I've checked everything I can think of....
• Volume (as shown by Vera, running the Sonos plug-in) consistently displays pre-music level (i.e. "30");
• Sending a "Set volume = 30" command via Reactor fails to un-mute the Sonos Beam;
• "Mute" variable remains set to "0" (off) throughout;Evidently this is a common enough issue that it appears on Sonos user forums, but I see no Solution or corporate response forthcoming. While it's not a deal-breaker, this has become annoying enough that I'm struggling to create a Reactor routine to tackle it (e.g. restore previous volume level once AV transport state changes from "Playing" to any other value). Plus it lowers WAF a bit!
Any clues where I should be looking for this phantom muting? My brain tells me it's an ARC artifact or Roku SNAFU; my gut tells me it's an Amazon Alexa issue; but common sense suggests it's a hardware or firmware problem that the manufacturer (Sonos) has not pinpointed yet.

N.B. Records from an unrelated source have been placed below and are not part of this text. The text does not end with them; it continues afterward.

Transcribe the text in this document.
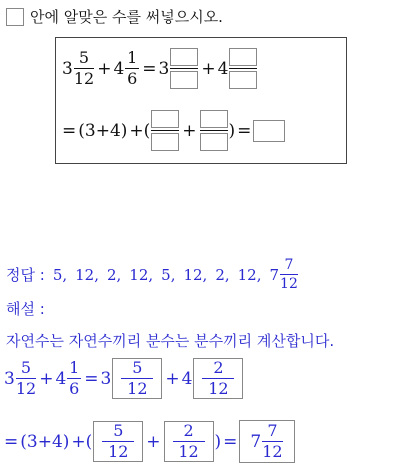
안에 알맞은 수를 써넣으시오.
$3 \frac{5}{12} + 4 \frac{1}{6} = 3 + 4$
= (3+4) + ( + ) =
정답 : 5, 12, 2, 12, 5, 12, 2, 12, $7 \frac{7}{12}$
해설 :
자연수는 자연수끼리 분수는 분수끼리 계산합니다.
$3 \frac{5}{12} + 4 \frac{1}{6} = 3 \frac{5}{12} + 4 \frac{2}{12}$
= (3+4) + ( $\frac{5}{12} + \frac{2}{12}$ ) = $7 \frac{7}{12}$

EDIT: Now leaning toward the Roku TV side of the equation as the likely culprit. Having installed the ROKU Plug-In on my Vera Plus, and setting it up to communicate with the Roku-enabled TV set (TCL brand), I find I'm able to un-mute things by clicking "Vol+" on the plug-in's virtual remote. That seems telling to me somehow. Will continue investigating... time for lunch!
SOLVED!
Yup, it was the Roku aspect of my TV doing the muting. I was able to circumvent the problem using Reactor, by detecting when the Sonos Beam device's AVtransport.state = "PLAYING", and storing the Beam's current volume level in an empty Expression variable (this is not truly necessary, as you'll shortly see...) in the isTrue activity.
I then instruct the isFalse activity to perform a simple "VolumeUp" action against the Roku TV device (the Roku plug-in does not have an absolute Volume setting), which magically brings it back up from "0" to the previous volume level (usually 30 in my case), plus an extra tiny amount (2). I could offset this slight bump in volume with an immediate "VolumeDown" I suppose.Happy now.